D. – Per il prossimo
mese di maggio la Conferenza episcopale scandinava promuoverà un Congresso dedicato
alla famiglia. Cosa ci può dire in proposito?
R. -
Per noi la famiglia è sempre più importante nella nostra società, dove è molto debole
per il prevalere di un’ideologia individualista. Pensiamo che mettere la famiglia
al primo posto sia anche un’opera di evangelizzazione: ci sono tante persone che si
sentono sole e le relazioni interpersonali sono diventate molto difficili. Quindi
pensiamo che la visione cristiana della famiglia possa essere molto importante come
via per portare il Vangelo ai popoli scandinavi.
D.
- Quali sono oggi i rapporti con le altre Chiese cristiane, in particolare con la
Chiesa luterana?
R. - Con la Chiesa luterana abbiamo
appena concluso un dialogo sulla Dottrina della Giustificazione.

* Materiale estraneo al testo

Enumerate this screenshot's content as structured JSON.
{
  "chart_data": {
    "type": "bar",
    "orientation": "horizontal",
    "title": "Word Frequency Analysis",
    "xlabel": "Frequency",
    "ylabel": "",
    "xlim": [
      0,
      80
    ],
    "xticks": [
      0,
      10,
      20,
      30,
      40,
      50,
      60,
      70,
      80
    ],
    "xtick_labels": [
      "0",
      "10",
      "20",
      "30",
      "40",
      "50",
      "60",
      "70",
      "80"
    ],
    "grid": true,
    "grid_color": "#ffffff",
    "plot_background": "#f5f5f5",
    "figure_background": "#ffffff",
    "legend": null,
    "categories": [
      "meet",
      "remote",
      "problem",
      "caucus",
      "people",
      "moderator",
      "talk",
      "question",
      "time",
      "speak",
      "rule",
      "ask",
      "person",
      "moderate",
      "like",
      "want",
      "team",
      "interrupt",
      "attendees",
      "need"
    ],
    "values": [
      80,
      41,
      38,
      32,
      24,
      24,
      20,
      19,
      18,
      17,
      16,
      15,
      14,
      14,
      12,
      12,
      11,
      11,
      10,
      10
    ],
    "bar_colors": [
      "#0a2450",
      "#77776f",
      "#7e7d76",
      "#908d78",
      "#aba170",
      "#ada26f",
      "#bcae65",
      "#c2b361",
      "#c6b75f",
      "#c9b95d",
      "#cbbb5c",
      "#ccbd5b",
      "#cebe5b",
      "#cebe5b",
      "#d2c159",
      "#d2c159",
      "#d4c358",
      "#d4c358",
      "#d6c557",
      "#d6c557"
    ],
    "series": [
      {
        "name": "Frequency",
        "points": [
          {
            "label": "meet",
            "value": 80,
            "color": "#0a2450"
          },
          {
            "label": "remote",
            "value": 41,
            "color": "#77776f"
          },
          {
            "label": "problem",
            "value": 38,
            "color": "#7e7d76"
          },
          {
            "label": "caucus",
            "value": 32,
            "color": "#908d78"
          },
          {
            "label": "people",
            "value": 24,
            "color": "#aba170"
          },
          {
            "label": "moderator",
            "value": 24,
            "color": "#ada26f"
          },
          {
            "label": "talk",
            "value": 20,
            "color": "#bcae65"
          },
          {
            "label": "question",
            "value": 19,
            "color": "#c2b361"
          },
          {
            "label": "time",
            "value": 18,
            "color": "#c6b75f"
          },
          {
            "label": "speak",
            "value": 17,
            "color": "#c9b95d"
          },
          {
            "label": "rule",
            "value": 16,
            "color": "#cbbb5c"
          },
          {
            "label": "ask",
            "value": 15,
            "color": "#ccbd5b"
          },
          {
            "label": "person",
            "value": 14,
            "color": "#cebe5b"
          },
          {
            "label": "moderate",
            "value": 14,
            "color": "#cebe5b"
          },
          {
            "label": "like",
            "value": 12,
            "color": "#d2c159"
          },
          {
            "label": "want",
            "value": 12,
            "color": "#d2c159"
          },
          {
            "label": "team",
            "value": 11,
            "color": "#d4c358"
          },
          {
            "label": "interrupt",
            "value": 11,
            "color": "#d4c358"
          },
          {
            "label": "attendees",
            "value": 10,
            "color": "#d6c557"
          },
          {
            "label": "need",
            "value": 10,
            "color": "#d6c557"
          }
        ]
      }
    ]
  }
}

È stata una iniziativa
congiunta svedese e finlandese e un documento sarà pubblicato a breve. Penso che sia
stato un segno profetico dimostrare che su questo punto siamo oggi molto più vicini,
perché su tante altre questioni la situazione è diventata un po’ difficile. Ad esempio,
quando la Chiesa luterana di Svezia ha riconosciuto i matrimoni omosessuali è stato
un momento tragico per l’ecumenismo nel nostro Paese. Ma dobbiamo continuare a cercare
terreni comuni di dialogo. È inoltre significativo il cambiamento dell’atteggiamento
di molte Chiese che prima erano piuttosto anti-cattoliche: oggi, invece, su tanti
temi abbiamo una base comune da cui partire. Con la Chiesa ortodossa e quelle orientali
che sono presenti nei nostri Paesi abbiamo certamente molto in comune. L’ecumenismo
è diventato ormai un compito urgente nei nostri Paesi, dove i cristiani sono pochi
ed è importante essere capaci di dimostrare che abbiamo una fede comune in Gesù, perché
molta gente da fuori parla solo dei conflitti tra i cristiani.
D.
- Con le altre comunità religiose, ad esempio i musulmani, c’è collaborazione?
R.
- In Svezia i musulmani sono aumentati. Ad esempio a Malmö c’è più gente che frequenta
la moschea che le chiese luterane. È dunque molto urgente trovare un dialogo più profondo
con i musulmani su diverse questioni e sappiamo che su alcuni punti abbiamo la stessa
opinione. Ad esempio, i musulmani non accettano i matrimoni omosessuali e questo vale
anche per altre questioni etiche. Quindi, direi che la presenza dei musulmani nei
nostri Paesi ha reso la religione più presente in Scandinavia. La nostra società secolarizzata
non sa come gestire questa situazione, ma i cristiani potrebbero fare in qualche modo
da ponte tra questa società e i musulmani provenienti da altri Paesi. In vari luoghi
abbiamo molte iniziative per mettere in contatto cristiani e musulmani. Esistono,
naturalmente, anche difficoltà: ad esempio numerosi cristiani fuggiti dall’Iraq da
una situazione di persecuzione in quel Paese hanno forti risentimenti per il modo
in cui sono stati trattati dai gruppi islamici. Quindi è una sfida cercare un dialogo
più profondo con l’Islam e le altre comunità religiose. Con la comunità ebraica, infine,
abbiamo ottime relazioni, ad esempio in Svezia, dove cattolici ed ebrei hanno vissuto
la stessa storia di minoranza e di lotta per la parità dei diritti.